Still, 2017 was the first year since the inception of two-platoon football, in 1964, that the safety position group at ND collectively, starters and reserves, didn’t record a single interception.

“My brothers,” Elliott said, referring to his teammates, on what got him through the dark times. “I’m just so thankful for them and the friendships I’ve built over the years and how they’ve allowed me to push and be the player and person that I am now. “

Another benevolent bounce was the person who was assigned as Elliott’s football roommate during his freshman season. At the time, he was a struggling safety coming off two major knee surgeries in two years and who was being moved to a new position in Elko’s scheme — rover.

And Drue Tranquill never gave up on himself, either.

“So I started off with a great role model,” Elliott said. “Somebody that always showed me the right way. Somebody that always showed me how to be the best that I could be and was always there for me.”

And who kept Elliott’s eyes on the dream, which kept him from toxic thoughts.

Today that strength not only touches the young safeties on the current Irish roster and players at other positions, it impacted a running back in the Richmond area, who, to this day, considers Elliott a big brother.

And in the 2020 recruiting cycle, Chris Tyree, was the running back prospect at the top of the Irish recruiting board and a player with the kind of elite speed the Irish coaches felt they needed to attract to close the gap on Alabama/Clemson.

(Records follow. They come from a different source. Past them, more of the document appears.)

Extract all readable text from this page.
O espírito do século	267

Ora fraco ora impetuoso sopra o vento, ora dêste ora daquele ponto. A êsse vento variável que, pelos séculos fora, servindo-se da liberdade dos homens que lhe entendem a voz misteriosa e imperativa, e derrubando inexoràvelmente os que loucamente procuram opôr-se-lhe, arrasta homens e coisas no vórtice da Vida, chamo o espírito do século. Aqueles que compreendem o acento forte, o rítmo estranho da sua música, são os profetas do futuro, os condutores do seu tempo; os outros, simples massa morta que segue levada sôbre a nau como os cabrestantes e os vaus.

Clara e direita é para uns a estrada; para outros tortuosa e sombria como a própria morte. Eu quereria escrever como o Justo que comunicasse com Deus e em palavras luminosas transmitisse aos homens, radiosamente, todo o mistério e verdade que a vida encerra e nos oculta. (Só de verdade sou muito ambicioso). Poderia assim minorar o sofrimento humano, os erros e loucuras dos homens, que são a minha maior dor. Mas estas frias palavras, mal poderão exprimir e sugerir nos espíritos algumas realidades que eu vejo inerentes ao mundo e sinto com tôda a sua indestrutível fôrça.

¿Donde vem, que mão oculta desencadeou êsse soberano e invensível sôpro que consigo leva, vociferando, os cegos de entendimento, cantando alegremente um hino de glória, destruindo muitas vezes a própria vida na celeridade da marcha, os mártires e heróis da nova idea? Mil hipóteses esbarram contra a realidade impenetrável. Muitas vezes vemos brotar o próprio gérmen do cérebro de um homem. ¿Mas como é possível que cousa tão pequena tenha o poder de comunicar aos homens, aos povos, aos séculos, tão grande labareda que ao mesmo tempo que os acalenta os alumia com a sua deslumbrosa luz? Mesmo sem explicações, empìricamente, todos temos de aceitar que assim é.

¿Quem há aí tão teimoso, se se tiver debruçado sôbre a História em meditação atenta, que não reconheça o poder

On May 23, Tyree verbally committed, and he offered his relationship with Elliott as an important building block in his eventual decision.

“In Richmond, if you can play, you’re going to the same guy to get your footwork,” Elliott said of how the two first met. “You’re going to the same field to compete against the best of the best. So he would come out. He was younger, but we could tell he could play.

“You always help the next person, like people helped me. When I heard he was being recruited, it was big for me that every avenue, every coach and every person I knew here, he knew as well.”

And now it’s Tyree who is starting to dream big — and put together a blueprint to make it come alive.

Jalen Elliott (21) rose from early struggles at Notre Dame to become a 2019 team captain.